I think of garlic and the romance of its mythology, the widely-trumpeted healthfulness of carrots, the seductive, far-away aroma of ginger and scallions. But onions. At my university, boys eat onions raw as part of a hazing ritual. They eat onions joylessly to win access to an endless world of warm beer and tungsten-lit, stale-smelling halls. It is meant as a punishment, but I wonder which part. After all, to eat a raw onion would not be so punishing if the onion were sweet. I’ve seen a man pluck a Vidalia from the dirt and bite into it lustfully, calling it sweeter than an apple.
Sweeter, indeed. Cook an onion long enough and it will turn to candy. Cook it a little longer and it will melt completely away. But onions in their most conspicuous form are battered and fried, or else sliced thick and scattered over salads, a garish, inedible purple garnish. I know of at least two people who refuse to eat them. And no wonder. It’s easy to write off onions as a clumsy and pedestrian vegetable. Onions sometimes speak too loudly. But it is impossible to forget, once tasted, the sublimity of an onion well-tended and well-loved.
For me, learning how to cook was a desperate thing, a simmering hunger. And it was onion soup that did it. I wanted the power to elevate an ingredient so ordinary–a bag of onions–into something buttery, seductive, sublime. If I learn to cook well, I thought, my days will be easier because there will be food worth loving at the end of them. The promise of this, of good food, makes living from meal to meal seem…alright. I admit this is how I live sometimes, and it has its rewards. But it took me four years to reap them.

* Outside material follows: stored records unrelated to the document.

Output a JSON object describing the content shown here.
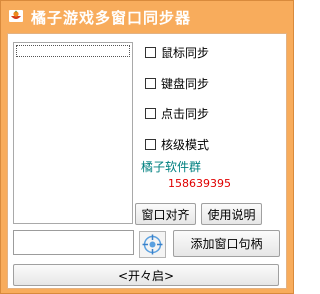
{
  "window": {
    "title": "橘子游戏多窗口同步器",
    "icon": "orange-bowl-icon",
    "title_bar_color": "#f8ac5c"
  },
  "sync_options": [
    {
      "label": "鼠标同步",
      "checked": false
    },
    {
      "label": "键盘同步",
      "checked": false
    },
    {
      "label": "点击同步",
      "checked": false
    },
    {
      "label": "核级模式",
      "checked": false
    }
  ],
  "group": {
    "name": "橘子软件群",
    "number": "158639395",
    "name_color": "#008080",
    "number_color": "#e00000"
  },
  "buttons": {
    "align_windows": "窗口对齐",
    "help": "使用说明",
    "add_window_handle": "添加窗口句柄",
    "start": "<开々启>"
  },
  "handle_input": {
    "value": ""
  },
  "icons": {
    "target": "crosshair-target-icon"
  }
}
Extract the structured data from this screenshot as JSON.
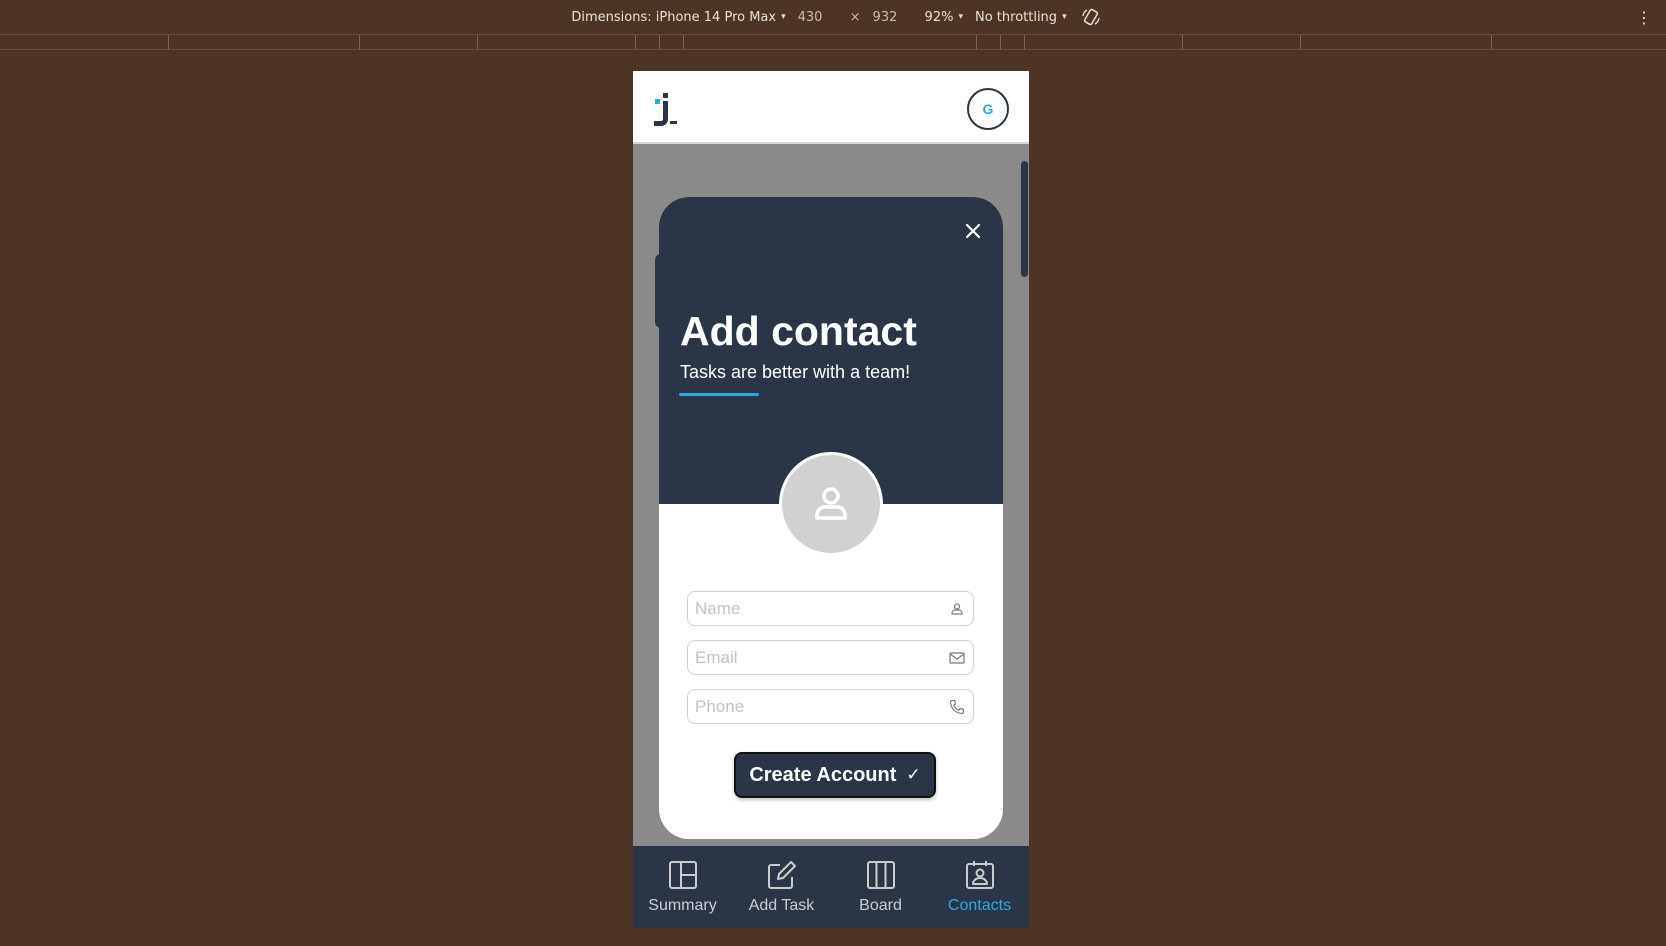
{
  "devtools": {
    "dimensions_label": "Dimensions: iPhone 14 Pro Max",
    "width": "430",
    "x": "×",
    "height": "932",
    "zoom": "92%",
    "throttling": "No throttling",
    "caret": "▾",
    "kebab": "⋮"
  },
  "header": {
    "avatar_initial": "G"
  },
  "modal": {
    "close": "×",
    "title": "Add contact",
    "subtitle": "Tasks are better with a team!",
    "fields": {
      "name_placeholder": "Name",
      "email_placeholder": "Email",
      "phone_placeholder": "Phone"
    },
    "create_label": "Create Account",
    "create_check": "✓"
  },
  "nav": {
    "items": [
      {
        "label": "Summary",
        "icon": "summary-icon"
      },
      {
        "label": "Add Task",
        "icon": "add-task-icon"
      },
      {
        "label": "Board",
        "icon": "board-icon"
      },
      {
        "label": "Contacts",
        "icon": "contacts-icon",
        "active": true
      }
    ]
  },
  "colors": {
    "page_bg": "#4d3424",
    "primary_dark": "#2a3647",
    "accent": "#29abe2"
  }
}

The tricks, hard-earned: You have to be a little merciless. Cook the onions hot until your kitchen fills with the smell of burnt sugar, then cook them longer, until they turn to a sweet, dark, aromatic pulp. The secret’s also in the broth. In a soup with so few ingredients, only the richness of a homemade broth will do. All this takes time, cruelty and love.
I think you’ll find it well worth the exertion.
Onion Soup Gratinee
With a simple salad, this soup makes a meal but I have to admit: I almost always have it with steak. Bring on the caloric guilt.
- 4-5 large yellow or white onions, sliced thin*
- 2 quarts homemade stock: chicken, beef or veal
- 1 bundle fresh thyme
- 2 bay leaves
- 1/2 cup red wine
- 2 tbsp plus 1 tbsp butter
- 2 tbsp olive oil
- Splash of Worcestershire sauce
- Salt and pepper
For the crouton (per serving):
- 1 thick slice day-old French bread
- 1/4 cup (loosely packed) grated Compte Gruyere cheese
- 1 tbsp grated Parmesan cheese
- Salt and pepper
*About tears: I wear contact lenses, so onions tend not to make me cry, but Alan says that if you hold water in your mouth while you chop it helps. When you’re done, the water is said to taste like onions.
Heat olive oil in a large pot, medium-high. Cook onions, without stirring, until they give off a caramely smell and the onions near the pan are very brown, about 10 minutes. Add 2 tbsp butter. Stir vigorously, then continue to caramelize the onions, stirring very occasionally (once every five minutes or so) until they are pulpy, sweet-smelling and dark. This will take anywhere from 20 to 40 minutes, depending on the heat of the pot and the sugar of the onions. Season with salt.
Add stock, thyme, and bay leaves. Simmer for at least thirty minutes, then add red wine, Worcestershire sauce, and remaining butter. Season with salt and pepper. When you’re about ready to serve, crank on the broiler. Pour soup into oven-safe mugs or ramekins, and place them on a baking sheet.
Top with stale bread, Gruyere and Parmesan cheese. Season grated cheese with salt and fresh ground black pepper. Broil five minutes, until cheese is browned and melted. And…enjoy. Careful, it’s hot.